A charcoal spec sheet is a proximate analysis: a short set of standardised measurements that, read together, tell you how clean, how energy-dense, and how consistent a charcoal is. The single most important habit is to check the test method on every line — a number without its method is not comparable, and is the easiest place for a weak supplier to inflate a figure.
The Lines On A Charcoal Spec Sheet
| Line | What it tells you | Method (ASTM/EN) |
|---|---|---|
| Moisture | Water content. High moisture means you are paying for water and can mask weight — see how moisture games weight. | ASTM D1762 |
| Volatile matter | Gases driven off on heating. Lower volatile matter generally means less smoke and a cleaner burn. | ASTM D1762 |
| Ash content | Non-combustible mineral residue. Lower is cleaner; for BBQ, read it together with fixed carbon. | ASTM D1762 |
| Fixed carbon | The combustible carbon fraction — the headline quality number. Higher fixed carbon means more fuel and a longer, hotter burn. | ASTM D1762 |
| Calorific value | Energy released per kilogram (gross). Drives heat output. | ASTM D5865 |
| Total sulfur | Low sulfur matters for food contact and odour. Lower is better. | ASTM D4239 |
How To Sanity-Check A Spec Sheet
- Every line cites a method. Proximate values for charcoal should reference ASTM D1762; calorific value ASTM D5865; sulfur ASTM D4239. No method, no trust.

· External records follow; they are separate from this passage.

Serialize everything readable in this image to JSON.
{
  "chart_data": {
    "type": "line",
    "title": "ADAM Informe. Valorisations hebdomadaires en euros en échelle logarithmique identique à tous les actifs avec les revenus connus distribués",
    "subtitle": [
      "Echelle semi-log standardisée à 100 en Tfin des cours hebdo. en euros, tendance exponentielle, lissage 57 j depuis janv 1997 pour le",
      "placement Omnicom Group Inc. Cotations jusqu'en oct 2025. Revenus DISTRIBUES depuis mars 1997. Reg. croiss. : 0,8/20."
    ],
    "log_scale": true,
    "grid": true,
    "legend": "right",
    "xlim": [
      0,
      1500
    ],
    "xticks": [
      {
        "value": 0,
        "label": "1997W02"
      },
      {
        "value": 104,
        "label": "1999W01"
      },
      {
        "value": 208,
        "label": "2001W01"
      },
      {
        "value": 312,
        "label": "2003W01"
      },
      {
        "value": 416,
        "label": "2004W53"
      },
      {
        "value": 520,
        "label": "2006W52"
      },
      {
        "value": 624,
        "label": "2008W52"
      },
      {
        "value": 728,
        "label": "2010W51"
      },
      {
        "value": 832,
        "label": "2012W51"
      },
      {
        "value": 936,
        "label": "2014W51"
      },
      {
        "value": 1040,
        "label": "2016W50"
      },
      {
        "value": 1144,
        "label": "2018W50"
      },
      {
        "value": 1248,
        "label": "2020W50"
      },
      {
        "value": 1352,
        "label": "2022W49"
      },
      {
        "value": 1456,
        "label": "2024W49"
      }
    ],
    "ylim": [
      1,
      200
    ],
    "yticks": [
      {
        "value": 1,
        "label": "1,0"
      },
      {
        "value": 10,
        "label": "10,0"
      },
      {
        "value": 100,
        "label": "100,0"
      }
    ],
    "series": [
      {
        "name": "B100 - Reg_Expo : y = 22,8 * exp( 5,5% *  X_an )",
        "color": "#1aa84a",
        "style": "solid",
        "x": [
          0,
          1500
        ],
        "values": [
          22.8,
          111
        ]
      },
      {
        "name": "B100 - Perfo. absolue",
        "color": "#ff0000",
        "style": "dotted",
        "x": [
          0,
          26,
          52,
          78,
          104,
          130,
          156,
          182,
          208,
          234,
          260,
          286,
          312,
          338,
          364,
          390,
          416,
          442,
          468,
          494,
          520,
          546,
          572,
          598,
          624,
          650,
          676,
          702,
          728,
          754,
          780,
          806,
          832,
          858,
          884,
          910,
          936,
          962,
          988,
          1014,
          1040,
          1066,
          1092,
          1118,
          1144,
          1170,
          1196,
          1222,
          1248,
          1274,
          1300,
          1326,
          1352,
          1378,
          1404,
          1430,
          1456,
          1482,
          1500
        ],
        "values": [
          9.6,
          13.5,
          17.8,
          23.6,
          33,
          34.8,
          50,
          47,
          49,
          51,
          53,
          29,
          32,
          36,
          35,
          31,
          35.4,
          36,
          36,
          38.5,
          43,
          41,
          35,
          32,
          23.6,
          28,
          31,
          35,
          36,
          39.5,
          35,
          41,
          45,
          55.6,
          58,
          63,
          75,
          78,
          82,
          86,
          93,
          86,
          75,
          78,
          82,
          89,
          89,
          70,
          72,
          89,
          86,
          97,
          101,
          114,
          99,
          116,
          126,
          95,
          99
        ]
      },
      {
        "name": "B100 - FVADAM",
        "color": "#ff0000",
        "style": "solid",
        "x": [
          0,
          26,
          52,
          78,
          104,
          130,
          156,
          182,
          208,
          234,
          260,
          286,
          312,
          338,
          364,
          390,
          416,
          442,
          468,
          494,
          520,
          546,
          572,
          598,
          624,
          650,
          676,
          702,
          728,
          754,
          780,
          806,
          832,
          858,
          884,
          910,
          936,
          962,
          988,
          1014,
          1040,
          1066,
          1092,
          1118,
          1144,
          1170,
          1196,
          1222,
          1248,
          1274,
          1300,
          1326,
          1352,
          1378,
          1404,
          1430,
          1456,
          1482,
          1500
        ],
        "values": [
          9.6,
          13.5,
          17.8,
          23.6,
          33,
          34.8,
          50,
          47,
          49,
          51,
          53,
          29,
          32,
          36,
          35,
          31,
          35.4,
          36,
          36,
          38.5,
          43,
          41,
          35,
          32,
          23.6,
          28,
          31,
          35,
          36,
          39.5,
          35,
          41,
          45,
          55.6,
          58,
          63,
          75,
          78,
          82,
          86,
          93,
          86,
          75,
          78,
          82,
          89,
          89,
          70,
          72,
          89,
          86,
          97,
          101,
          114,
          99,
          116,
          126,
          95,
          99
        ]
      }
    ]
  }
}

- The values reconcile. Moisture, volatile matter, ash, and fixed carbon are fractions of the same sample — they should account for the whole.
- It names the basis. “As received” vs “dry basis” changes the numbers; fixed carbon is usually quoted on a dry basis. See fixed carbon for the definition.
- It is dated and signed. A COA without a date, sample reference, or accredited lab is a marketing sheet, not a result — our dated COAs live in the lab reports library.
Questions
It is the standard set of measurements — moisture, volatile matter, ash, and fixed carbon — typically run by ASTM D1762 for charcoal, often reported with gross calorific value (ASTM D5865) and sulfur (ASTM D4239).
Fixed carbon is the headline quality figure: it is the combustible carbon fraction, so higher fixed carbon means more fuel and a longer, hotter burn. Read it alongside ash and moisture, and always check the method.
Because the same charcoal can show different numbers under different methods or bases (as-received vs dry). A figure without its cited method cannot be compared between suppliers, which is why our spec sheets cite the method on every line.